The first story was the seventh gold medal won by Michael Phelps. This was the 100-meter butterfly in which he edged out Milorad Cavic by one one-hundredth of a second. The thing that struck me was that watching live, and even in the replay, it didn't look like Phelps won! You could have sworn he was second until, apparently, they slowed down the replay to frame 1/10000th of a second apart.
This got me thinking about what we observe in NBA games. How many times have we sworn we have seen something happen on the court but an official calls it differently? How many times have we looked at the replay as proof? Now granted the officials could also be mistaken in what they observe, but the point is are any of us 100% sure that we perceive reality correctly? In a world where even replays sometimes screw up should we be a tad bit easier on referees, coaches, and analysts who see things differently than we do? They're not perfect, but being specifically trained and focused on the matter at hand on average they're going to see things better, clearer, and more accurately than we do.
The second notable moment was televised this past evening when American Nastia Liukin and China's He Kexin tied for first on the uneven bars and Lukin was bumped into silver medal position because of a tiebreaker. First of all the commentators went berserk over the scoring, claiming Liukin's routine was superior. Second of all they slammed the tiebreaker system. The criticism was so pointed that play-by-play man Al Trautwig asked whether He Kexin really thought she was the gold medalist when she took the awards stand. I'll admit right now I don't know enough about the sport to judge whether their critiques were correct. What struck me were the two words that failed to enter the conversation anywhere: Paul Hamm. Hamm was the American gymnast who, in the 2004 Olympics, had a disastrous fall on the vault but later came back to win the all-around gold because of a horrific judging mistake against South Korean gymnast Yang Tae Young. The controversy ran well after the Olympics were finished. I'll admit my memory isn't word-for-word perfect but I do recall the American gymnastics contingent defending that gold medal with teeth and nails bared and I believe the commentators basically followed suit.

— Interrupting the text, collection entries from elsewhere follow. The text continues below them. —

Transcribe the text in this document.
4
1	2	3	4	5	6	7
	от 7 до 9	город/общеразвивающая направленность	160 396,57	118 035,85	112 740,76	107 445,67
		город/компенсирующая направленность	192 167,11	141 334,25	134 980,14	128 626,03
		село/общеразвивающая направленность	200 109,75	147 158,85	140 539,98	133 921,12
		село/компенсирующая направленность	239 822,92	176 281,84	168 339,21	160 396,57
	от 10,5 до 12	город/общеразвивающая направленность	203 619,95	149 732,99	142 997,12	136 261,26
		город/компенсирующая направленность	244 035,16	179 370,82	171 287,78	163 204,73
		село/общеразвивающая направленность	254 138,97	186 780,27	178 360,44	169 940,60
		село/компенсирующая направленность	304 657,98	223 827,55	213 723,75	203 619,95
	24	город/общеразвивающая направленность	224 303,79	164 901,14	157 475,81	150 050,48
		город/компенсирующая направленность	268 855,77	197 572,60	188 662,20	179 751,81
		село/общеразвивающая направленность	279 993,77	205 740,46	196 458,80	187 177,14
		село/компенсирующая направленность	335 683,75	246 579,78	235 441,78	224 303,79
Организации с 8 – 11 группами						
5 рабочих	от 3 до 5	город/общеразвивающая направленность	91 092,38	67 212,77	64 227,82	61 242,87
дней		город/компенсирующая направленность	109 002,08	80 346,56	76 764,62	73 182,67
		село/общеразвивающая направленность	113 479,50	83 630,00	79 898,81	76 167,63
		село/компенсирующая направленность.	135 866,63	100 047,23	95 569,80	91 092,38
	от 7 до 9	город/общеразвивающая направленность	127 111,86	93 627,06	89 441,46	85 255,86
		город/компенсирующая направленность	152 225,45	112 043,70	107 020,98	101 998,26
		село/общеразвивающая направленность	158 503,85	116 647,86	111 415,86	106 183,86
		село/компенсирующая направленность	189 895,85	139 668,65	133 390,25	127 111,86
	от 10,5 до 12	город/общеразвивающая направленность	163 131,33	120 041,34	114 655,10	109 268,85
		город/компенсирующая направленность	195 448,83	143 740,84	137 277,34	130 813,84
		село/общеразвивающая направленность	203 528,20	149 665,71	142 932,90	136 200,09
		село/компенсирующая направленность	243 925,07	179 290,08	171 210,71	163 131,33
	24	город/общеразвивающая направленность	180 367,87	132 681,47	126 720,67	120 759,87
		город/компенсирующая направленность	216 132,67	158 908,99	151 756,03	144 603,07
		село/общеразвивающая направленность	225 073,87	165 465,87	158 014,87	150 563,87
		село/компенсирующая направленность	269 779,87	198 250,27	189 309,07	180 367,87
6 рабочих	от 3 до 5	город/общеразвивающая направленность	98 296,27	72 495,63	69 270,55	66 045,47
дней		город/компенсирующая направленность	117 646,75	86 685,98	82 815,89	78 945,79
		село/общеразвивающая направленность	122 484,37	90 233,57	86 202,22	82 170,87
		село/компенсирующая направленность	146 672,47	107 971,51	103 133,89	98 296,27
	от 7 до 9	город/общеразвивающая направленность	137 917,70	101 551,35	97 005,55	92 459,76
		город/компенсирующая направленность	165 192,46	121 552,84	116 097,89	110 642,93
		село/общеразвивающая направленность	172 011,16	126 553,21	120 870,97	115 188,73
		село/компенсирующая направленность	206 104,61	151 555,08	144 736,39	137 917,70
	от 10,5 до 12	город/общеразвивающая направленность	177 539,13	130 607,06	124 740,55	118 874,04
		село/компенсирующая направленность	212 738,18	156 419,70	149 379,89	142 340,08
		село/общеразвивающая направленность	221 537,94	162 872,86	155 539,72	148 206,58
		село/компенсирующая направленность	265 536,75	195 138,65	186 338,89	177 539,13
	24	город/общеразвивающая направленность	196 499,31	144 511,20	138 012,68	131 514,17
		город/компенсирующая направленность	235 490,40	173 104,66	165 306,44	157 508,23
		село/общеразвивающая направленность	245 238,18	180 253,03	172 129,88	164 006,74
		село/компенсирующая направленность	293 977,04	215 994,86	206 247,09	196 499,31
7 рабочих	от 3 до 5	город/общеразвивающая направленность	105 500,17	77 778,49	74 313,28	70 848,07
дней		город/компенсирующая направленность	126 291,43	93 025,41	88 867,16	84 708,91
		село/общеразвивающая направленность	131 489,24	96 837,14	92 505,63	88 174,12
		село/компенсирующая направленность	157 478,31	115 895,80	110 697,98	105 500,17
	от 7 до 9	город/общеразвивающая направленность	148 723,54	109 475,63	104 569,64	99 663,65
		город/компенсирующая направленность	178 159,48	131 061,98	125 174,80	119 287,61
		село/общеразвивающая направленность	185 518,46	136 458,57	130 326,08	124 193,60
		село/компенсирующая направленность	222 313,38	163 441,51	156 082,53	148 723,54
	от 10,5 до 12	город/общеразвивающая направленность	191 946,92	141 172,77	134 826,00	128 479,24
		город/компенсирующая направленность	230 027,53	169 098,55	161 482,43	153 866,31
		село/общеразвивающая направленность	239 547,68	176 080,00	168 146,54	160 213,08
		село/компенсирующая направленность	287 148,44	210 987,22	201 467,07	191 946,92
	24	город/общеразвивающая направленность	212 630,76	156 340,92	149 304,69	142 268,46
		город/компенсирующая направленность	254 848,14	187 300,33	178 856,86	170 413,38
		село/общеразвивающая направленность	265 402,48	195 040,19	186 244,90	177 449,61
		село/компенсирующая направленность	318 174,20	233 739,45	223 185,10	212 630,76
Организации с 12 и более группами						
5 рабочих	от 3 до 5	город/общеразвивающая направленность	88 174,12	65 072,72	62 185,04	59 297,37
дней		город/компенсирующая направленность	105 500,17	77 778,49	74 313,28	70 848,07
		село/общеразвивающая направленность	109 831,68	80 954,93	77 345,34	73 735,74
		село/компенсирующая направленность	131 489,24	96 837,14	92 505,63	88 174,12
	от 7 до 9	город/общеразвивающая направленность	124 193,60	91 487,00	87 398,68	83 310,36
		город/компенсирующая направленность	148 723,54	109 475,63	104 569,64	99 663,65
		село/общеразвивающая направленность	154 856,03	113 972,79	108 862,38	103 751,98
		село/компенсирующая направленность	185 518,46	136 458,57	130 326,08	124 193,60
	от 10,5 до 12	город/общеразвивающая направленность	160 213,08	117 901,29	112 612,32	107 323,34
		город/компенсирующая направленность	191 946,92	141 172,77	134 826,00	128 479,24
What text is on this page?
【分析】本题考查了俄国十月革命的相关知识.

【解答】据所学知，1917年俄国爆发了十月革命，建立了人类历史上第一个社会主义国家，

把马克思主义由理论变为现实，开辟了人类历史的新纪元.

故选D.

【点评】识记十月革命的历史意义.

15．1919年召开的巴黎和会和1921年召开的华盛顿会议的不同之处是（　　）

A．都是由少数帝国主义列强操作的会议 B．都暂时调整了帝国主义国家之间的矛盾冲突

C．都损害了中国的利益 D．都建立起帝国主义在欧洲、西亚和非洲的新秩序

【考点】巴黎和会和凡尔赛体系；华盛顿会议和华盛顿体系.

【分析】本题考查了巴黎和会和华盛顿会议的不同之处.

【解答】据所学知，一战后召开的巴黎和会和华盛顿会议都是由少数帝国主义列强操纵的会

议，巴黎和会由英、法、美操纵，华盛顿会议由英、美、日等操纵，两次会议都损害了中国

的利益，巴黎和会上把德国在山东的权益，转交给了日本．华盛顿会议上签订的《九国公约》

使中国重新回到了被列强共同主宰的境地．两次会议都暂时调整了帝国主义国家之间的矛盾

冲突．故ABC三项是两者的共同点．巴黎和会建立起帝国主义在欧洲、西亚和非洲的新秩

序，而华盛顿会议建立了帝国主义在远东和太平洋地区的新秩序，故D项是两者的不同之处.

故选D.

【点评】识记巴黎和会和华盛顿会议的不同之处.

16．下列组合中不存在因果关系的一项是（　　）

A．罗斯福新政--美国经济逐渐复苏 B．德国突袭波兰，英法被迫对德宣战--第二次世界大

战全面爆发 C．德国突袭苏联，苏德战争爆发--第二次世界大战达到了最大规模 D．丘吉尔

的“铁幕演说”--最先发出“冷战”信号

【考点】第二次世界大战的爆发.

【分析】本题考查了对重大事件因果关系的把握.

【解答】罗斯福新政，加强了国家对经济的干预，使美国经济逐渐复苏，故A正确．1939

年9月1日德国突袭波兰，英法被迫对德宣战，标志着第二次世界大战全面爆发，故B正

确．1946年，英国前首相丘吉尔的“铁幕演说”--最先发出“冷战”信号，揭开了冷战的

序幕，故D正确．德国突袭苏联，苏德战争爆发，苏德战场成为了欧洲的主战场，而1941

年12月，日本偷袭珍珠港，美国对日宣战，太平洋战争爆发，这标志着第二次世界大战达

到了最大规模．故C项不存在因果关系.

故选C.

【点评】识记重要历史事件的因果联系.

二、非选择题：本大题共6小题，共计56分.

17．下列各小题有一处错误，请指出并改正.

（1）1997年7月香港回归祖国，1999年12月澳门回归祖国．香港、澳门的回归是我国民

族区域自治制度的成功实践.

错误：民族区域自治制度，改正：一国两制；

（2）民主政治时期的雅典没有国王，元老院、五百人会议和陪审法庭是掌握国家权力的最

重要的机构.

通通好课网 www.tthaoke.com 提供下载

This got me thinking about fandom and its bias in general. We're always going to see things in a way that favors our chosen team and its special players. Even at the highest, most sanctified levels of sport people will distort truth--or at least their stance on the truth--to suit their rooting interest. If people with intimate knowledge of the sport--experts in their field with the most access to accuracy--will do this, how much more so the casual fan sporting a team jersey and a brewski? It would be foolish to try and curb this impulse. It's part of what makes fandom fanatical. But it does strike me that we should always include a dose of humility with our opinions. When someone argues with us there's always the possibility--sometimes a strong possibility--that they may be closer to the truth than we are. It's unfortunate when people who disagree with us also end up being our enemy because we are not able to understand this. They may not be our enemy, they may just be seeing a little clearer than we do as well.